Per quanto riguarda il primo, da quando è scoppiata la guerra civile siriana nel 2011 Mosca è andata aumentando il proprio peso, approfittando dei mancati interventi degli Usa. Dopo due anni di conflitto in cui è rimasta sullo sfondo (pur aiutando il proprio alleato Assad), la Russia si è intestata il successo diplomatico di aver fermato nel 2013 l’intervento americano contro Assad – causato dal superamento della “linea rossa” sull’utilizzo di armi chimiche – quando oramai sembrava inevitabile, e nel 2015 (con Assad in crisi e gli Usa poco inclini a imporre una exit strategy per la guerra in corso) è potuta intervenire direttamente. Da allora ha messo in sicurezza il regime, creato una nuova base permanente, pare ne stia creando una nuova a Palmira, ha schierato sistemi di contraerea avanzati che le danno il controllo sui cieli e in generale ha proiettato il proprio potere in Medio Oriente come mai negli ultimi decenni.

Per quanto riguarda poi l’immagine della Russia nel mondo, l’intervento siriano (anche grazie al confronto con gli scarsi risultati ottenuti dagli Usa contro l’Isis in Iraq e nella stessa Siria) ha fatto dimenticare a molti l’annessione della Crimea e in molti Paesi Putin viene visto come un leader che fa “davvero” la guerra al terrorismo. Poco rileva che ci siano dati inoppugnabili che dimostrano come l’intervento russo abbia preso di mira prevalentemente gli “altri” ribelli, più che quelli dell’Isis o di Al Qaeda, e addirittura ci sono ora sospetti su un possibile aiuto che i servizi russi avrebbero fornito a jihadisti caucasici per raggiungere il Califfato in Siria.

La propaganda di Mosca ha messo a segno alcune vittorie evidenti. Già l’intervento del 2015 “contro l’Isis” è stato abilmente venduto, potendo fare leva sulle contraddizioni di Washington quando il Cremlino chiedeva agli Usa di fornirgli una lista di gruppi jihadisti che era lecito colpire.
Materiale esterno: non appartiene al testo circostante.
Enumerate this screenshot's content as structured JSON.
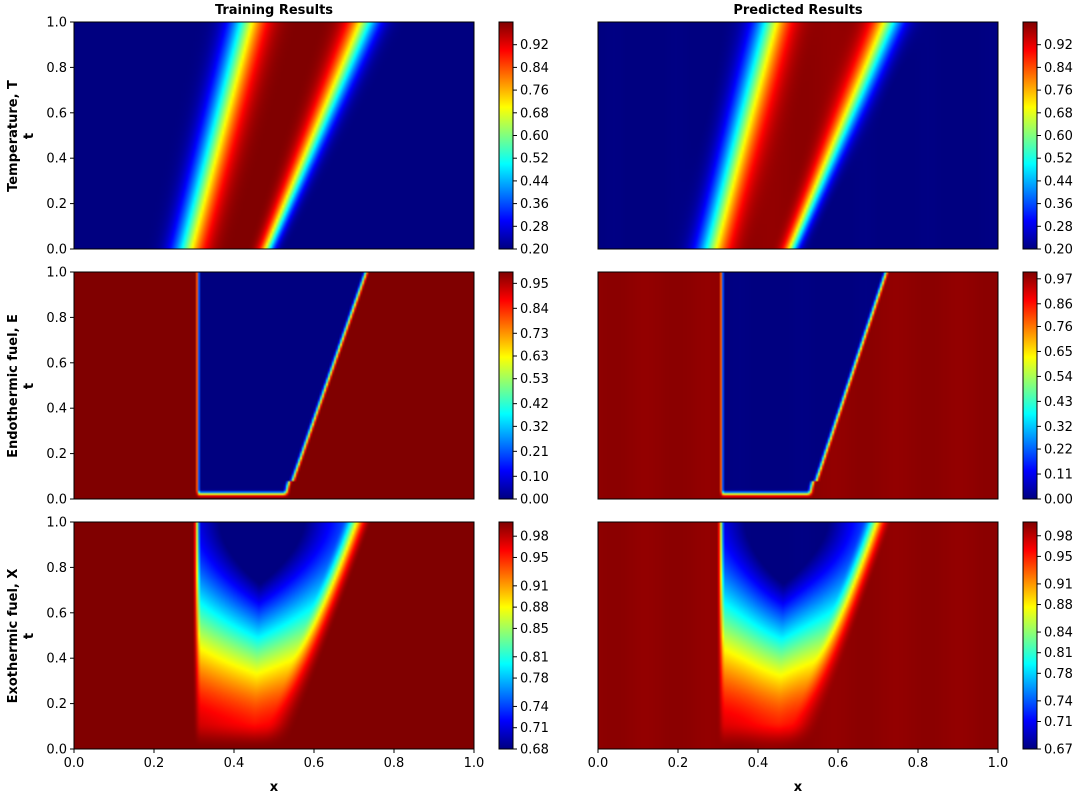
{
  "chart_data": {
    "type": "heatmap",
    "colormap": "jet",
    "column_titles": [
      "Training Results",
      "Predicted Results"
    ],
    "xlabel": "x",
    "ylabel": "t",
    "xlim": [
      0,
      1
    ],
    "ylim": [
      0,
      1
    ],
    "x_ticks": [
      "0.0",
      "0.2",
      "0.4",
      "0.6",
      "0.8",
      "1.0"
    ],
    "y_ticks": [
      "0.0",
      "0.2",
      "0.4",
      "0.6",
      "0.8",
      "1.0"
    ],
    "rows": [
      {
        "ylabel_var": "Temperature, T",
        "field": "temperature",
        "panels": [
          {
            "column": "Training Results",
            "colorbar_range": [
              0.2,
              1.0
            ],
            "colorbar_ticks": [
              "0.20",
              "0.28",
              "0.36",
              "0.44",
              "0.52",
              "0.60",
              "0.68",
              "0.76",
              "0.84",
              "0.92"
            ],
            "profile": {
              "front_left": [
                0.29,
                0.44
              ],
              "front_right": [
                0.48,
                0.72
              ],
              "peak_center": [
                0.42,
                0.59
              ]
            }
          },
          {
            "column": "Predicted Results",
            "colorbar_range": [
              0.2,
              1.0
            ],
            "colorbar_ticks": [
              "0.20",
              "0.28",
              "0.36",
              "0.44",
              "0.52",
              "0.60",
              "0.68",
              "0.76",
              "0.84",
              "0.92"
            ],
            "profile": {
              "front_left": [
                0.29,
                0.44
              ],
              "front_right": [
                0.48,
                0.72
              ],
              "peak_center": [
                0.42,
                0.59
              ]
            }
          }
        ]
      },
      {
        "ylabel_var": "Endothermic fuel, E",
        "field": "endothermic",
        "panels": [
          {
            "column": "Training Results",
            "colorbar_range": [
              0.0,
              1.0
            ],
            "colorbar_ticks": [
              "0.00",
              "0.10",
              "0.21",
              "0.32",
              "0.42",
              "0.53",
              "0.63",
              "0.73",
              "0.84",
              "0.95"
            ],
            "profile": {
              "left_front": 0.31,
              "bottom_left": [
                0.31,
                0.03
              ],
              "bottom_right": [
                0.53,
                0.03
              ],
              "top_right": [
                0.73,
                1.0
              ]
            }
          },
          {
            "column": "Predicted Results",
            "colorbar_range": [
              0.0,
              1.0
            ],
            "colorbar_ticks": [
              "0.00",
              "0.11",
              "0.22",
              "0.32",
              "0.43",
              "0.54",
              "0.65",
              "0.76",
              "0.86",
              "0.97"
            ],
            "profile": {
              "left_front": 0.31,
              "bottom_left": [
                0.31,
                0.03
              ],
              "bottom_right": [
                0.53,
                0.03
              ],
              "top_right": [
                0.72,
                1.0
              ]
            }
          }
        ]
      },
      {
        "ylabel_var": "Exothermic fuel, X",
        "field": "exothermic",
        "panels": [
          {
            "column": "Training Results",
            "colorbar_range": [
              0.68,
              1.0
            ],
            "colorbar_ticks": [
              "0.68",
              "0.71",
              "0.74",
              "0.78",
              "0.81",
              "0.85",
              "0.88",
              "0.91",
              "0.95",
              "0.98"
            ],
            "profile": {
              "left_front": 0.31,
              "bottom_right": 0.52,
              "top_right": 0.73,
              "min_value": 0.68
            }
          },
          {
            "column": "Predicted Results",
            "colorbar_range": [
              0.67,
              1.0
            ],
            "colorbar_ticks": [
              "0.67",
              "0.71",
              "0.74",
              "0.78",
              "0.81",
              "0.84",
              "0.88",
              "0.91",
              "0.95",
              "0.98"
            ],
            "profile": {
              "left_front": 0.31,
              "bottom_right": 0.52,
              "top_right": 0.72,
              "min_value": 0.67
            }
          }
        ]
      }
    ]
  }
}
La stessa tregua di fine febbraio 2016 è stata vista come una abile mossa della Russia, che pochi giorni dopo annunciava il suo “ritiro” dalla Siria (in realtà alcuni aerei sono rientrati in madrepatria ma elicotteri, mezzi, corpi speciali e intelligence sono ancora sul terreno e in azione).

A Palmira, nello stesso teatro dove i terroristi in nero decapitavano le persone, l’orchestra di San Pietroburgo – dopo la liberazione – teneva un concerto di musica classica

Ma la vittoria, non priva di importanti risvolti militari, che è stata più enfatizzata è quella di Palmira. Qui il regime di Assad col determinante aiuto di Mosca ha sconfitto lo Stato Islamico, liberando un sito archeologico patrimonio Unesco dove gli uomini del Califfo avevano commesso atroci crimini contro l’umanità e contro l’arte. Nello stesso teatro dove i terroristi in nero decapitavano le persone, l’orchestra di San Pietroburgo – dopo la liberazione – teneva un concerto di musica classica.

Quando gli Stati Uniti vengono dipinti come i veri creatori e finanziatori dello Stato Islamico, al centro di chissà quali congiure imperialiste, sono pochi complottisti male informati che ci credono. Ma l’opinione che ritiene la Russia più attiva nel contrastare il terrorismo islamico di quanto non siano gli Usa, fondandosi su alcuni elementi oggettivi, si va diffondendo. Mosca sa di mettere il dito sulla piaga quando chiede a Washington di fare raid congiunti contro Al Qaeda, o quando minaccia di «colpire i convogli di armi che dalla Turchia arrivano in Siria», esponendo le tensioni tra Washington e Ankara – alleati nella Nato – circa i rapporti di quest’ultima con alcune formazioni ribelli jihadiste. Di fronte all’aggressività verbale del Cremlino, che si fonda su parole semplici, le giustificazioni complesse della Casa Bianca sono poco efficaci, e gli Usa vengono percepiti da sempre più persone come un pugile suonato che non è più in grado di rispondere ai colpi.